Because of this people often mistake a male betta for a female and end up placing several together in their tanks. Female betta fish care is much different and doing this can lead to disaster as the males begin to fight and that leads to injury and death, Males can be identified by their long beautiful fins, despite a common misconception females are the plainer of the two often being shorter and less colorful than the male counterpart. Another thing that separates female from male betta fish is that the females have what is known as a ovipositor gland which is a small white colored tube extending from their undersides.

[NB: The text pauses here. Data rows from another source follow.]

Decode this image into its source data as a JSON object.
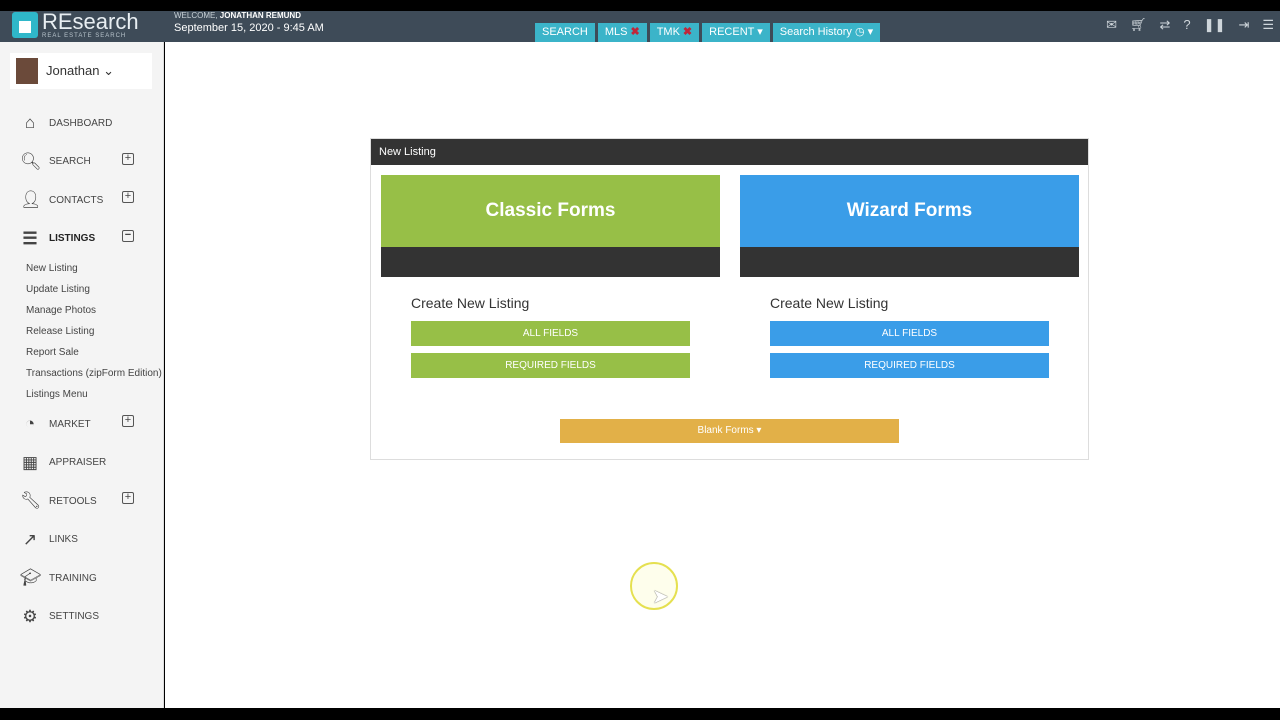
{
  "header": {
    "logo_title": "REsearch",
    "logo_subtitle": "REAL ESTATE SEARCH",
    "welcome_label": "WELCOME,",
    "user_name": "JONATHAN REMUND",
    "datetime": "September 15, 2020 - 9:45 AM",
    "nav": [
      {
        "label": "SEARCH"
      },
      {
        "label": "MLS",
        "close": "✖"
      },
      {
        "label": "TMK",
        "close": "✖"
      },
      {
        "label": "RECENT ▾"
      },
      {
        "label": "Search History ◷ ▾"
      }
    ]
  },
  "sidebar": {
    "user": "Jonathan ⌄",
    "items": [
      {
        "label": "DASHBOARD",
        "icon": "⌂"
      },
      {
        "label": "SEARCH",
        "icon": "🔍︎"
      },
      {
        "label": "CONTACTS",
        "icon": "👤︎"
      },
      {
        "label": "LISTINGS",
        "icon": "☰"
      },
      {
        "label": "MARKET",
        "icon": "◔"
      },
      {
        "label": "APPRAISER",
        "icon": "▦"
      },
      {
        "label": "RETOOLS",
        "icon": "🔧︎"
      },
      {
        "label": "LINKS",
        "icon": "↗"
      },
      {
        "label": "TRAINING",
        "icon": "🎓︎"
      },
      {
        "label": "SETTINGS",
        "icon": "⚙"
      }
    ],
    "listings_sub": [
      "New Listing",
      "Update Listing",
      "Manage Photos",
      "Release Listing",
      "Report Sale",
      "Transactions (zipForm Edition)",
      "Listings Menu"
    ]
  },
  "panel": {
    "title": "New Listing",
    "classic": {
      "title": "Classic Forms",
      "subtitle": "Create New Listing",
      "all": "ALL FIELDS",
      "required": "REQUIRED FIELDS",
      "color": "#97bf47"
    },
    "wizard": {
      "title": "Wizard Forms",
      "subtitle": "Create New Listing",
      "all": "ALL FIELDS",
      "required": "REQUIRED FIELDS",
      "color": "#3a9de8"
    },
    "blank": "Blank Forms ▾"
  }
}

Female Betta Fish Male Betta Fish
When breeding wait until the male makes a bubble nest before putting the female and him together, A good trick is to place the female in a small plastic bag to see if the male will "flare up" before adding her to the environment. If the male shows aggression you will need to put in a divider until they get used to each other. Remember to only keep them together until they have finished mating otherwise one will kill the other one. After mating always remove the female immediately.
Male Betta Fish Care Facts
- Male betta's will flare it's fins when faced with another male or if it feels threatened.
- Male's build what is known as a bubble nest among leaves or floating plants in your tank where the female lays her eggs which are than fertilized by the male.
- A good rule of thumb for male betta fish care is that the richer more vibrant the color of the male the healthier they are. This does not apply to females as typically they are more dull and greyish in color.
- Betta Fish have what is known as a labyrinth organ that is located on top of their head that enables it to breathe air from the surface of your tank.
- The crowntail betta gets its name from it's tail fins that extend past the end of their bodies which resembles the fish wearing a crown
- Male betta's are very territorial and should always be kept in separate tanks otherwise they will fight other males. They are called siamese fighting fish because they love to fight.
There is no difference in feeding practices for either and maintaining proper nutrition is very important. The right diet will ensure that your fish is both energetic and maintains good coloring. Try to feed your betta one to two times a day being careful to not overfeed him. Betta fish are carnivores and enjoy live food such as blood worms, mosquitos and brine shrimp. However varying their diet with finely chopped vegetables is a great way to keep your betta healthy, Start by feeding them small amounts and observing the results, if there is a lot left over than you are feeding them to much, if it is all gobbled up try increasing the amount until you reach a perfect level. Just be sure to remove any uneaten food from the tank otherwise it will contaminate the environment and that can lead to sickness and various betta fish diseases.
When taking care of male betta fish the important thing to remember is it's natural aggressive nature. Males are very territorial and unlike females that you can group together (odd numbers are preferable) they will fight other male betta fish if they feel threatened or to establish dominance. A male betta fish in the wild can live up to 6 years and in the home if proper care is taken the average life spam is two to three years. There is no difference in age expectancy between male or female betta's however if you maintain your tank and follow proper male betta fish care practices it is not surprising to see them live up to five years.